Secure Email¶
Zammad supports S/MIME for high-security email communication.

Use the 🔒 Encrypt and ✅ Sign buttons to turn on encryption and signing for outgoing emails.¶
Note
🤔 Huh? I don’t see “Sign” or “Encrypt” options in the ticket view…
This feature is optional; if you don’t see it in the ticket composer, that means your administrator hasn’t enabled it yet. Administrators can learn more here.
What is S/MIME?¶
S/MIME is the most widely-supported method for secure email communication. With S/MIME, you can exchange signed and encrypted messages with others.
- Signing
is proof that a message hasn’t been tampered with or sent by an impersonator.
In other words, it guarantees a message’s integrity and authenticity.
- Encryption
scrambles a message so that it can only be unscrambled by the intended recipient.
In other words, it guarantees privacy and data security.
Overview¶
Note
🤝 S/MIME only works if the other party is using it, too.
Your administrator is responsible for adding all the necessary certificates in Zammad’s admin panel.
📬 Incoming¶
The 🔒 and ✅ icons at the top of a message indicate its S/MIME status.

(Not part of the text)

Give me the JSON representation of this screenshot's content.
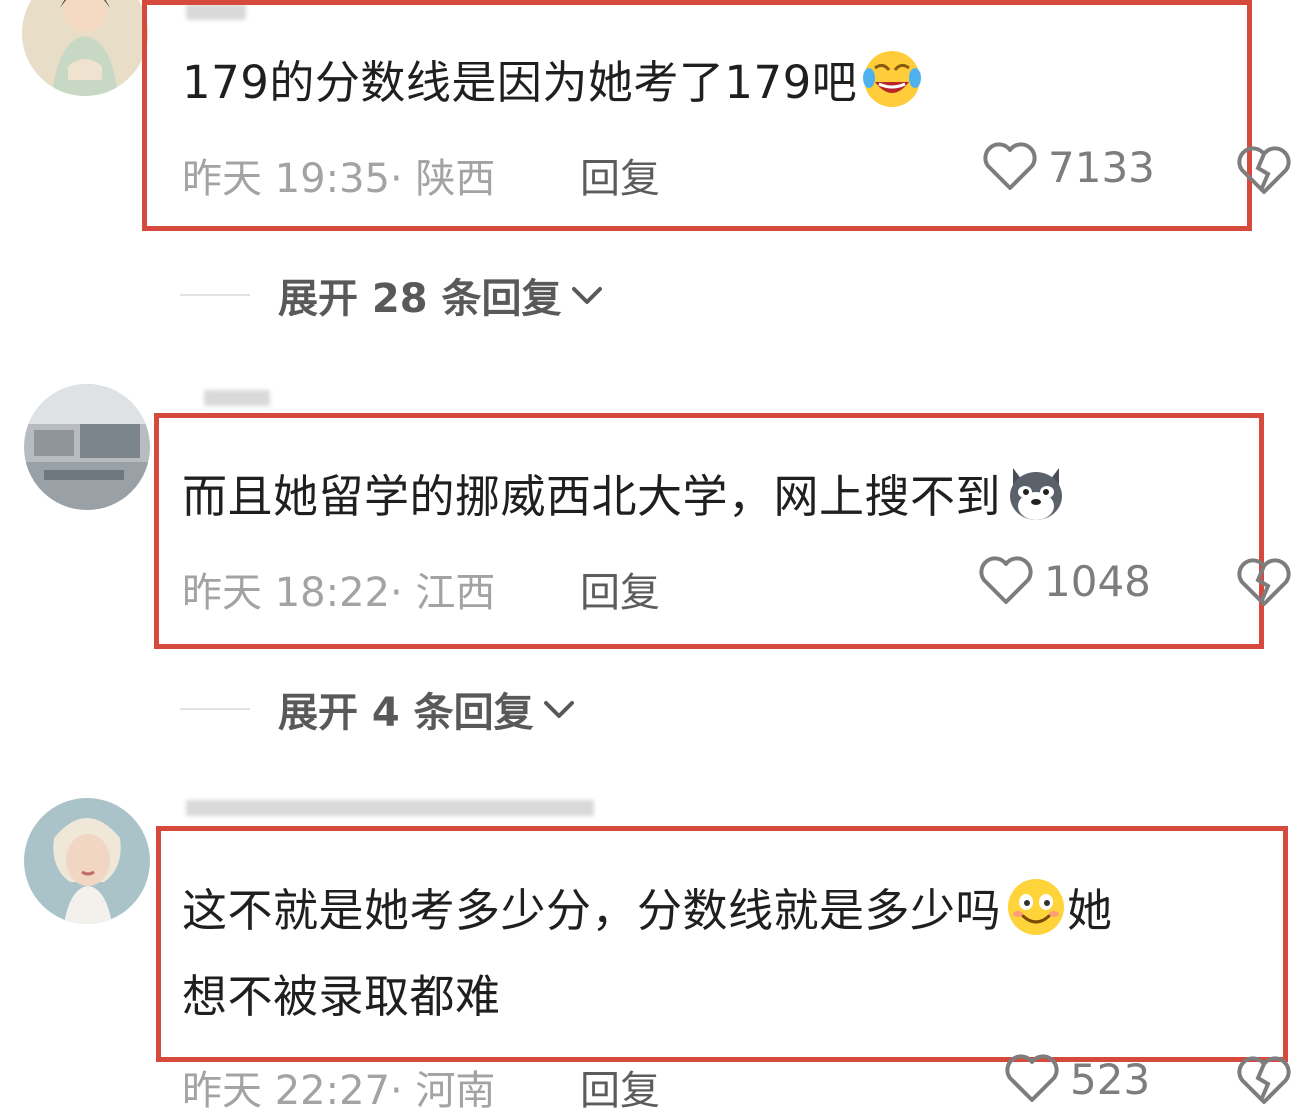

Click on an incoming message to expand its details. Hover over the security status to show a certificate/CA summary.¶
This message was encrypted for you. Even if it was intercepted by a third party (hacker, gov’t agency, etc.), they won’t be able to read it. |
|
This message is not encrypted. |
|
This message’s signature has been successfully verified. You can be confident that it’s authentic and that the contents have not been modified. |
|
This message is not signed. |
📮 Outgoing¶
Use the 🔒 Encrypt and ✅ Sign buttons to turn on encryption and signing for outgoing emails.
Note
Outgoing emails can only be encrypted for a single recipient.

🔒 Encrypt and ✅ Sign buttons are present on both new tickets and replies. Hover over the buttons to show a certificate/CA summary.¶
This message will be encrypted. Even if it’s intercepted by a third party (hacker, gov’t agency, etc.), they won’t be able to read it. |
|
This message will not be encrypted. |
|
This message will be signed. Recipients using S/MIME can verify that it came from you and that the contents have not been modified. |
|
This message will not be signed. |
Troubleshooting¶
📬 Incoming¶
- “Sign: Unable to find certificate for validation”
Without the sender’s certificate, Zammad cannot verify the message signature.
Ask your administrator to add the sender’s certificate to Zammad’s certificate store.
Warning
🕵️ ALWAYS verify certificates in-person or over the phone!
The whole point of signature verification is to alert you when someone is trying to pretend to be someone they’re not. Never accept a certificate from someone online without verifying it first.
- “Encryption: Unable to find private key to decrypt”
This message was encrypted with a certificate that does not match any on file. Without a matching private key, Zammad cannot decrypt the message.
Ask your administrator to verify your organization’s private key in Zammad’s certificate store, and ask the sender to double-check the public key they used to encrypt the message.
Hint
📢 Your public key can be safely shared with anyone.
(But if they’re smart, they’ll take extra precautions to make sure it really belongs to you.)
📮 Outgoing¶
- The 🔒 Encrypt button is disabled
Ask your administrator to add the recipient’s certificate to Zammad’s certificate store.
- The ✅ Sign button is disabled
Ask your administrator to verify your organization’s private key in Zammad’s certificate store.